Oui, à condition de savoir ce qu'on y cherche. Voici ce que le film apporte encore, et ce qu'il faut compléter par d'autres sources.
Au-delà du débat éthique, le film contient plusieurs leçons directement utiles pour qui s'intéresse aux marchés de matières premières.
« Traders, le marché secret des matières premières » conserve une vraie valeur documentaire douze ans après sa diffusion. Sa force n'est pas dans ses chiffres, aujourd'hui dépassés, mais dans sa capacité à rendre visible une chaîne économique que la plupart des consommateurs ne soupçonnent pas. En reliant un champ de coton, un port, une salle des marchés et une assiette, le film pose les bonnes questions sans prétendre imposer une réponse unique.
La décennie écoulée a apporté des éléments de réponse partiels. La régulation européenne encadre désormais les positions et impose une transparence hebdomadaire. Les grandes maisons de négoce, elles, ont vu leurs profits atteindre des sommets pendant la crise énergétique avant de revenir vers des niveaux plus ordinaires, confirmant que leur métier prospère sur le désordre plutôt que sur la cherté. Quant aux prix alimentaires, ils restent avant tout gouvernés par les récoltes, l'énergie et la géopolitique.

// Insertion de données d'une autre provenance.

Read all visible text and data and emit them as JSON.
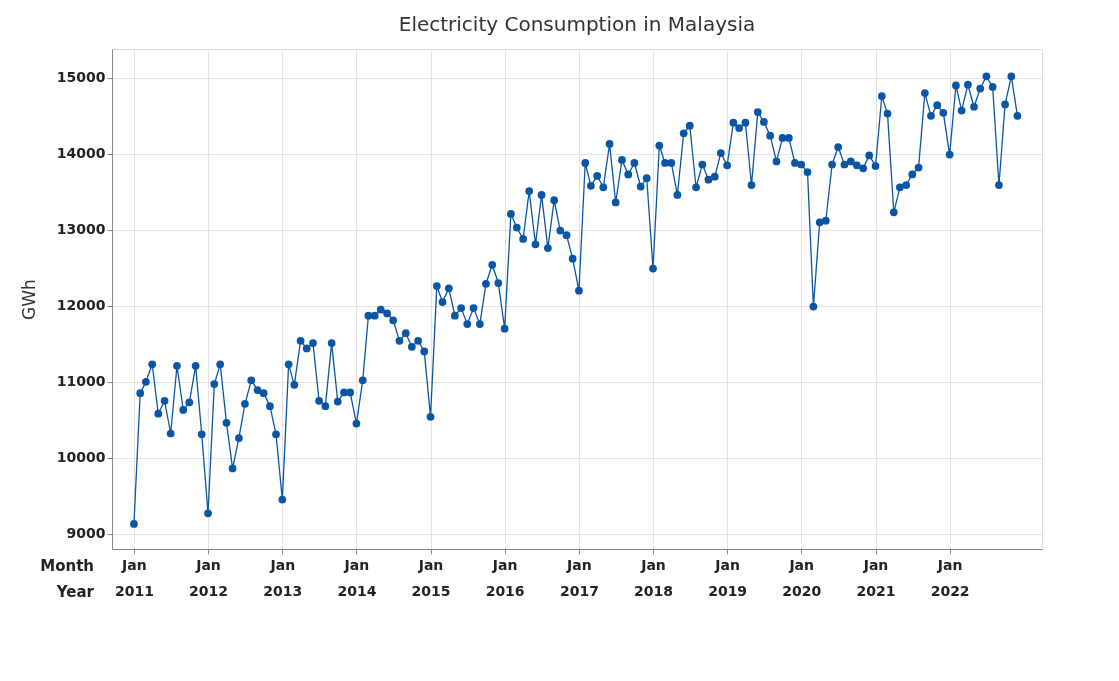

Pour un particulier, la conclusion la plus utile est sans doute celle-ci : les marchés de matières premières ne sont pas un terrain de jeu neutre. Ils opposent des professionnels disposant d'une information physique en temps réel à des intervenants qui n'ont accès qu'aux cours. Le documentaire montre parfaitement cette asymétrie. C'est une raison suffisante pour aborder ces marchés avec prudence, une taille de position modeste et une compréhension sérieuse des fondamentaux.